3. Advanced Directive
Different from a will or a trust, an advanced directive handles your medical decisions while you’re still living. An advanced directive is a legal document that explains how medical decisions regarding your health are made. You can designate someone to make decisions about your medical treatment while you’re unable to (also called a health care surrogate). This document lets doctors and other health care professionals as well as your loved ones know exactly which medical decisions you want if you become incapacitated and cannot express your medical wishes. There are a few types of advanced directives you can consider, a living will, a do not resuscitate order and a healthcare surrogate. A living Will, which takes effect while you are still alive, can cover many of those issues. A living Will is a written statement of medical care you do/do not want to receive if you become incapacitated. It can cover issues such as resuscitation (typically this is called a DNR or do not resuscitate), ventilation, organ donation, and end of life care. If you have specific care wishes you want to ensure are carried out, it is a good idea to consider creating an advanced directive.

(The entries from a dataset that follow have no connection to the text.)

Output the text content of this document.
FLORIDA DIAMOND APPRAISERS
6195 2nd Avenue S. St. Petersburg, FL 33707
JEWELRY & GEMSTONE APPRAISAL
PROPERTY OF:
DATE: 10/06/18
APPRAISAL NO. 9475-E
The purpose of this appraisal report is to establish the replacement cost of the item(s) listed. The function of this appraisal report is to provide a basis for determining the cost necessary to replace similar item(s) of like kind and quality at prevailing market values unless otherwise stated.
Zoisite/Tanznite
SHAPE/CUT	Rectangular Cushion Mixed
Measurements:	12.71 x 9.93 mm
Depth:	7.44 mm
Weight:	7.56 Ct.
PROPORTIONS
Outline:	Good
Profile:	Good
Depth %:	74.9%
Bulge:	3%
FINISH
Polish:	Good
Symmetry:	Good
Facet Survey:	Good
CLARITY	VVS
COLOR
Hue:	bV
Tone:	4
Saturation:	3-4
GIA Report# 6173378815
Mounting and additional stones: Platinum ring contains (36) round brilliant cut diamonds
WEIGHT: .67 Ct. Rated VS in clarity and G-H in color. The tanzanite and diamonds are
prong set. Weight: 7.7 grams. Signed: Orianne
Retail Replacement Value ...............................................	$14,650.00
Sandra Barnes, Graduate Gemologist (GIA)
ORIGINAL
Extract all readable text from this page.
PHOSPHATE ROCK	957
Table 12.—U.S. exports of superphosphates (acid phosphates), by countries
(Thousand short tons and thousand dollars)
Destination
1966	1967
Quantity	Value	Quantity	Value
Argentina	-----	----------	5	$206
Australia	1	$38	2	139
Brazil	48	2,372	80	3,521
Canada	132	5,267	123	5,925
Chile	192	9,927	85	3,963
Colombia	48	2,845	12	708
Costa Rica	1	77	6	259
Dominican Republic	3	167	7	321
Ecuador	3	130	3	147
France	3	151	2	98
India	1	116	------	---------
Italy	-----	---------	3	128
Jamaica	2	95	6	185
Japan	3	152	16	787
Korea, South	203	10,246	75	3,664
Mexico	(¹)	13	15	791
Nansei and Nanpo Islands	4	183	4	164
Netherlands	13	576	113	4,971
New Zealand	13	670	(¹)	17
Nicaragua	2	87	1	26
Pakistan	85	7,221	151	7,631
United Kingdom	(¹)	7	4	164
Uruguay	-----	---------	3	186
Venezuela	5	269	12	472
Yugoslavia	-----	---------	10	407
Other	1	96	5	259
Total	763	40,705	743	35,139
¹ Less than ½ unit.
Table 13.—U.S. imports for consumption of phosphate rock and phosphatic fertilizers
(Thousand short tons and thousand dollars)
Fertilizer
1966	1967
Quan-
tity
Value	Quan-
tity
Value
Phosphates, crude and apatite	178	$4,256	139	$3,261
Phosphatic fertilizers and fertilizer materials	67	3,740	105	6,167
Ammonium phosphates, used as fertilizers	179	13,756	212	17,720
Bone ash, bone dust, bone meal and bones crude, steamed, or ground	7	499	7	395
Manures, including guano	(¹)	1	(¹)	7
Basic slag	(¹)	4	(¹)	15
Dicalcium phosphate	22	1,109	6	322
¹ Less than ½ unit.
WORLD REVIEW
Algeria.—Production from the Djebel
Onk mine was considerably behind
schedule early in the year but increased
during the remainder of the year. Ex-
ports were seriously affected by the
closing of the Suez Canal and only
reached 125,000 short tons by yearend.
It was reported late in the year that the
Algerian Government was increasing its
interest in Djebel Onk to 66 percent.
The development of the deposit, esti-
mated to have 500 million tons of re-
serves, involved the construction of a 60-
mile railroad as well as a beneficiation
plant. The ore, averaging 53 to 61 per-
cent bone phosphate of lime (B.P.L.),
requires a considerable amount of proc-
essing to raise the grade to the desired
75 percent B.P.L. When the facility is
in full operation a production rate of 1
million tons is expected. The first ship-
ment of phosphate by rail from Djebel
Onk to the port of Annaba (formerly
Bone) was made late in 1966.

4. Durable Power of Attorney
A durable power of attorney is an incredibly important document to have in the event you become incapacitated or unable to care for yourself. A power of attorney is a legal document that gives the designated person (attorney-in-fact) the power to act on your behalf, but these documents are typically no longer effective if you lose mental capacity. The durable power of attorney, however, is similar except it is effective even in the event you become mentally incapacitated. A durable power of attorney allows your attorney-in-fact to make decisions on your behalf regarding both medical care and your finances. Your power of attorney can, for example, pay your bills, manage your investments, make care decisions for you, or anything else you include in your durable power of attorney documents. Importantly, having a durable power of attorney in place can prevent you from having a guardian appointed in the event you do become mentally incapacitated. This can save you time and money and allows you to pick someone you know and trust will make the right decisions on your behalf.
Everyone has different estate planning needs and there is no one size fits all solution. Therefore, it is important to speak with an experience and knowledgeable attorney who can help you decide which estate planning tool is best for you and ensure you maximize the benefits of any and all estate planning tools with careful drafting.